Let me tell you about the worst training gig I ever had. On the other hand… no, there’s too much to tell.
Let me tell you about five minutes of the worst training gig I ever had.
I was brought in to deliver a training program to an organisation that was going through massive change, much of it affecting frontline staff. These staff were highly principled people who cared a lot about their clients. They were concerned because while the job still required most of the old process, the context had changed. They were unsure of themselves, and unsure of how to maintain relationships as their clients practiced greater self-determination and independence. Because of this, my program was based on trust and communication.
At this point I take a little detour to say that I have been writing a book on trust in business for about a year. It’s simmering nicely away in the background, and to date, I have read over 20 papers on the subject. Because trust is one of those universal principles, there is significant overlap between the papers, so I’ve been able to condense and combine them into a handful of super-loaded truthisms. The truthisms include the relationship between trust and communication – something I know a fair bit about.
So let’s continue.
The group was resistant and wary, but still polite, so I was able to deliver the full first half of the session, which included my lovely Trust Cycle graphic, before calling a break. It was during the break that something happened that made me realise this training was going to be useless.
One of the managers called me over.
“That Trust Cycle you had in the presentation,” she said. “That’s not how trust works.”
“Well, it’s not the only model of trust, but it contains principles that all the models have in common,” I replied.
She shook her head. “No. That’s not right.”
At this point, I was genuinely taken aback.
“I can assure you that I didn’t pull it out of the air. I’ve been studying trust in business for some years, and…”
Again she shook her head and grabbed pen and paper.

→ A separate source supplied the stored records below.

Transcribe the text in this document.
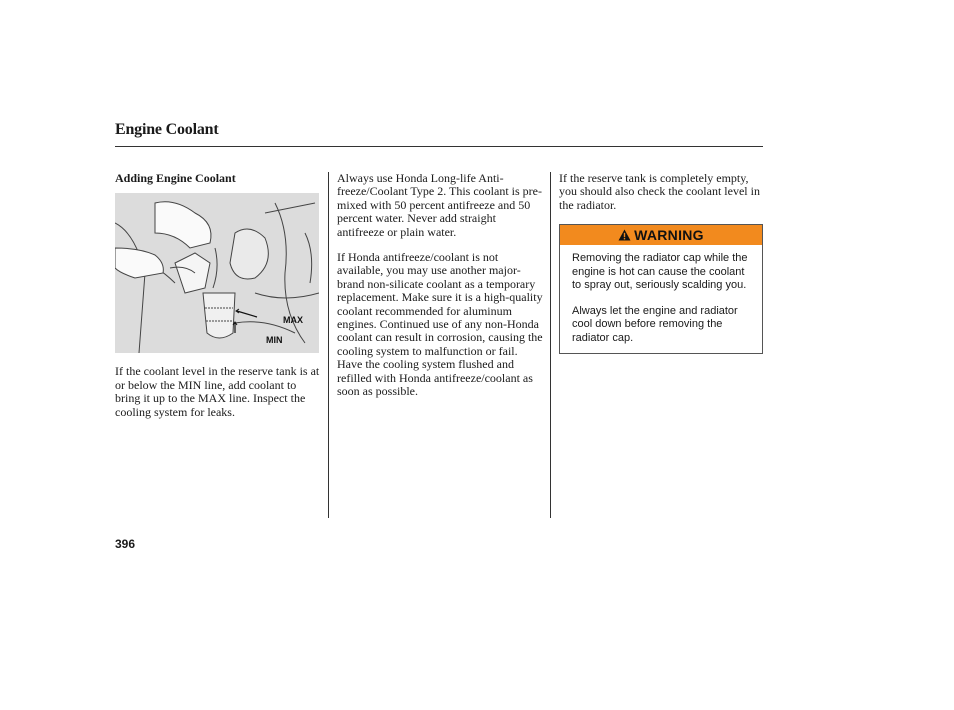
Engine Coolant
Adding Engine Coolant
MAX
MIN

If the coolant level in the reserve tank is at or below the MIN line, add coolant to bring it up to the MAX line. Inspect the cooling system for leaks.

Always use Honda Long-life Anti-freeze/Coolant Type 2. This coolant is pre-mixed with 50 percent antifreeze and 50 percent water. Never add straight antifreeze or plain water.

If Honda antifreeze/coolant is not available, you may use another major-brand non-silicate coolant as a temporary replacement. Make sure it is a high-quality coolant recommended for aluminum engines. Continued use of any non-Honda coolant can result in corrosion, causing the cooling system to malfunction or fail. Have the cooling system flushed and refilled with Honda antifreeze/coolant as soon as possible.

If the reserve tank is completely empty, you should also check the coolant level in the radiator.

WARNING

Removing the radiator cap while the engine is hot can cause the coolant to spray out, seriously scalding you.

Always let the engine and radiator cool down before removing the radiator cap.

396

“This is the real cycle of trust,” she said, beginning to draw. “There’s the child – or in this case, the client – and they have a need. They cry out. When you respond to those cries by meeting their needs, they trust you. It forms a ‘secure attachment’. See?” For a second I thought she might have been joking, except that a few people had gathered around, and they were nodding.
I forget what I mumbled in response, basically because my brain was now madly flipping through files to see where I knew her theory from. It wasn’t until after the session that I remembered.

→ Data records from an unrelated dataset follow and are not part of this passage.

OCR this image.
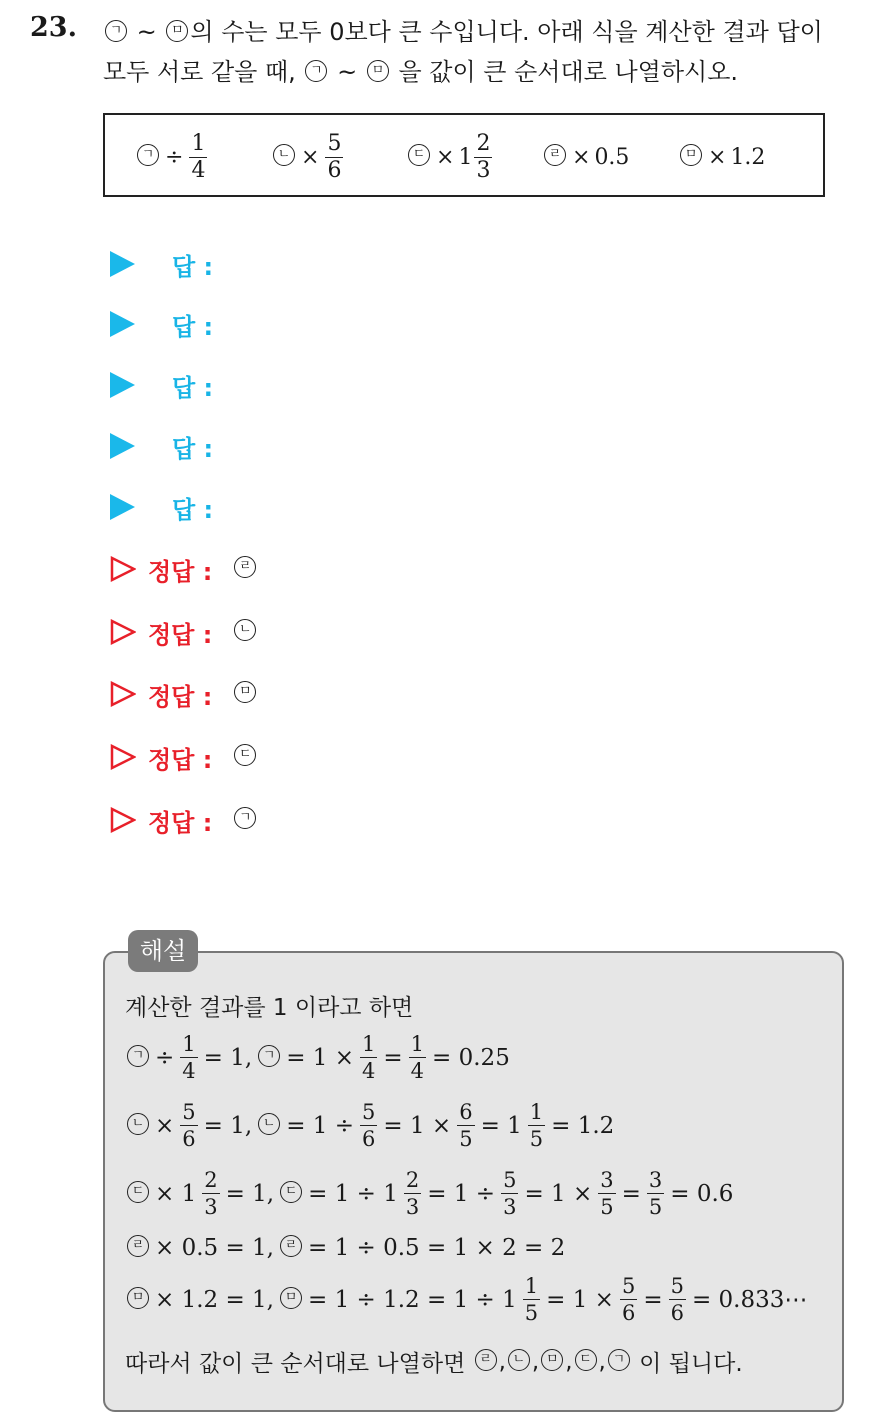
23.	ㄱ ~ ㅁ 의 수는 모두 0보다 큰 수입니다. 아래 식을 계산한 결과 답이
모두 서로 같을 때, ㄱ ~ ㅁ 을 값이 큰 순서대로 나열하시오.
ㄱ ÷ $\frac{1}{4}$	ㄴ × $\frac{5}{6}$	ㄷ × $1 \frac{2}{3}$	ㄹ × 0.5	ㅁ × 1.2
답 :
답 :
답 :
답 :
답 :
정답 :	ㄹ
정답 :	ㄴ
정답 :	ㅁ
정답 :	ㄷ
정답 :	ㄱ
해설
계산한 결과를 1 이라고 하면
ㄱ ÷ $\frac{1}{4} = 1$, ㄱ = $1 \times \frac{1}{4} = \frac{1}{4} = 0.25$
ㄴ × $\frac{5}{6} = 1$, ㄴ = $1 \div \frac{5}{6} = 1 \times \frac{6}{5} = 1 \frac{1}{5} = 1.2$
ㄷ × $1 \frac{2}{3} = 1$, ㄷ = $1 \div 1 \frac{2}{3} = 1 \div \frac{5}{3} = 1 \times \frac{3}{5} = \frac{3}{5} = 0.6$
ㄹ × 0.5 = 1, ㄹ = 1 ÷ 0.5 = 1 × 2 = 2
ㅁ × 1.2 = 1, ㅁ = $1 \div 1.2 = 1 \div 1 \frac{1}{5} = 1 \times \frac{5}{6} = \frac{5}{6}$ = 0.833⋯
따라서 값이 큰 순서대로 나열하면
	ㄹ , ㄴ , ㅁ , ㄷ , ㄱ
이 됩니다.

It was from Erikson’s stages of psychosocial development. The first stage, in fact, which is supposed to take place between birth and two years of age. I’d learned about it in my Human Development class in high school.
It was then that I realised what the nodding over her diagram meant. My training would be useless because the staff saw the clients as being on a par with infants, saw themselves as the caregivers, and they didn’t want the clients to be independent and self-determining; they wanted that secure attachment. It would have been nice to hear about this in the briefing.

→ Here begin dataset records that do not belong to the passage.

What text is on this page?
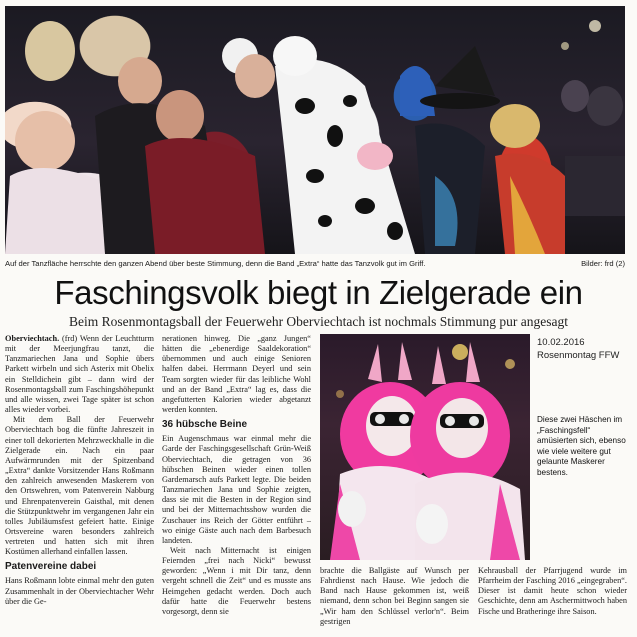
Auf der Tanzfläche herrschte den ganzen Abend über beste Stimmung, denn die Band „Extra“ hatte das Tanzvolk gut im Griff.	Bilder: frd (2)
Faschingsvolk biegt in Zielgerade ein
Beim Rosenmontagsball der Feuerwehr Oberviechtach ist nochmals Stimmung pur angesagt

Oberviechtach. (frd) Wenn der Leuchtturm mit der Meerjungfrau tanzt, die Tanzmariechen Jana und Sophie übers Parkett wirbeln und sich Asterix mit Obelix ein Stelldichein gibt – dann wird der Rosenmontagsball zum Faschingshöhepunkt und alle wissen, zwei Tage später ist schon alles wieder vorbei.

Mit dem Ball der Feuerwehr Oberviechtach bog die fünfte Jahreszeit in einer toll dekorierten Mehrzweckhalle in die Zielgerade ein. Nach ein paar Aufwärmrunden mit der Spitzenband „Extra“ dankte Vorsitzender Hans Roßmann den zahlreich anwesenden Maskerern von den Ortswehren, vom Patenverein Nabburg und Ehrenpatenverein Gaisthal, mit denen die Stützpunktwehr im vergangenen Jahr ein tolles Jubiläumsfest gefeiert hatte. Einige Ortsvereine waren besonders zahlreich vertreten und hatten sich mit ihren Kostümen allerhand einfallen lassen.

Patenvereine dabei

Hans Roßmann lobte einmal mehr den guten Zusammenhalt in der Oberviechtacher Wehr über die Ge-

nerationen hinweg. Die „ganz Jungen“ hätten die „ebenerdige Saaldekoration“ übernommen und auch einige Senioren halfen dabei. Herrmann Deyerl und sein Team sorgten wieder für das leibliche Wohl und an der Band „Extra“ lag es, dass die angefutterten Kalorien wieder abgetanzt werden konnten.

36 hübsche Beine

Ein Augenschmaus war einmal mehr die Garde der Faschingsgesellschaft Grün-Weiß Oberviechtach, die getragen von 36 hübschen Beinen wieder einen tollen Gardemarsch aufs Parkett legte. Die beiden Tanzmariechen Jana und Sophie zeigten, dass sie mit die Besten in der Region sind und bei der Mitternachtsshow wurden die Zuschauer ins Reich der Götter entführt – wo einige Gäste auch nach dem Barbesuch landeten.

Weit nach Mitternacht ist einigen Feiernden „frei nach Nicki“ bewusst geworden: „Wenn i mit Dir tanz, denn vergeht schnell die Zeit“ und es musste ans Heimgehen gedacht werden. Doch auch dafür hatte die Feuerwehr bestens vorgesorgt, denn sie

10.02.2016
Rosenmontag FFW
Diese zwei Häschen im „Faschingsfell“ amüsierten sich, ebenso wie viele weitere gut gelaunte Maskerer bestens.

brachte die Ballgäste auf Wunsch per Fahrdienst nach Hause. Wie jedoch die Band nach Hause gekommen ist, weiß niemand, denn schon bei Beginn sangen sie „Wir ham den Schlüssel verlor'n“. Beim gestrigen

Kehrausball der Pfarrjugend wurde im Pfarrheim der Fasching 2016 „eingegraben“. Dieser ist damit heute schon wieder Geschichte, denn am Aschermittwoch haben Fische und Bratheringe ihre Saison.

This was a fundamental issue. One that management should have addressed – or at least sussed out – before chucking training at it.
Now… I’m an inveterate teacher and trainer. You want me to train and teach, and I’m there with bells, whistles, object lessons, stories, metaphors, and bags of Minties. And I’ll support and applaud other teachers and trainers and the fine work they do. But here is what none of us can do: the work YOU should be doing.
I have written before about how to get the most bang out of your L&D buck, but that’s not what this is about. It’s about this: you can’t throw training at a fundamental issue and expect it to go away. Even if your people do, in fact, require training, you will still need to address the underlying issues first. Particularly if you’re planning to bring in outside trainers.
Why? Ironically, because of trust.
Trust means being confident in someone or something when you’re at your most vulnerable. Confidence without vulnerability is hubris and arrogance; vulnerability without confidence is fear and resistance. Teams who are going through change, or are not performing well, are very vulnerable – either from within, or without. Who or what are they supposed to have confidence in at this time? The management who hasn’t addressed the fundamental issues – the things that strike at the core of who the people and organisation are? The outside trainer they’ve never before seen in their lives? Seriously. No wonder there’s fear and resistance.
Don’t be that guy. Don’t be that woman. Step up for the people who look to you for leadership, and book the training only when you know what the need is and why the need is there. Otherwise you might as well join the others who think the people they’re dealing with are infants.